My mother went to James Monroe High School. A few miles away, young Edith Garmenzano attended William H. Taft High School. We all knew her when I was growing up - as Eydie Gorme, the female half of “Steve (Lawrence) and Eydie.”
Steve and Eydie never chased a baby boomer audience by performing rock and roll; we had Sonny and Cher for that. Steve and Eydie sang show tunes and “adult contemporary” hits, separately and as a duo. Eydie was older, a big-band product herself. She could really belt it in numbers like “I Wanna Be Around” (1966) and “Tonight I'll Say A Prayer” (1969). Steve (born Sidney Liebowitz), a cantor’s son, had a smoother and more soothing sound. He was from Brooklyn. Brooklyn might as well have been Mars. He was accepted in the Bronx, mostly because he had the good sense to marry a local girl and to stay married to her for 55 years, until her death on Aug. 10.

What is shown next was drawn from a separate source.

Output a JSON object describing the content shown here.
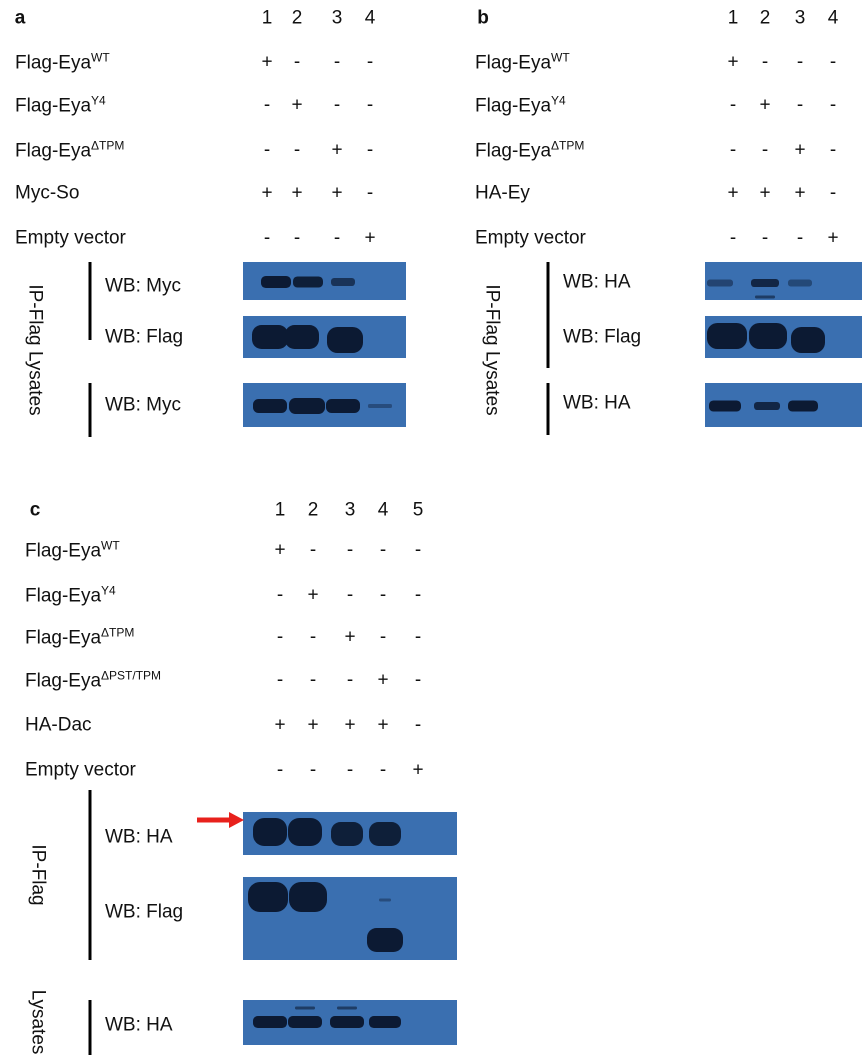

As a rule, we baby boomers did not care for the music our parents liked. It was different with Steve and Eydie. They were a comfortable backdrop to our youth. When they came on the radio or television, it was just like neighbors dropping in for that after-dinner coffee. It seems odd when I look back on it, because they were stars before I was born, and their lives centered on places like Las Vegas and L.A. But he was still a guy from Brooklyn, and she was still Eydie from the Bronx. Having them around was like having our parents’ friends sitting at the kitchen table. They belonged there.
According to Eydie’s obituaries, it was her mother who insisted that she keep her name, if only in truncated form. “It's bad enough that you’re in show business. How will the neighbors know if you’re ever a success?”
Neighbors really mattered back in the Bronx. I hope Eydie’s family knows that the neighbors are still around, dispersed as they may be, to sympathize with them in their loss.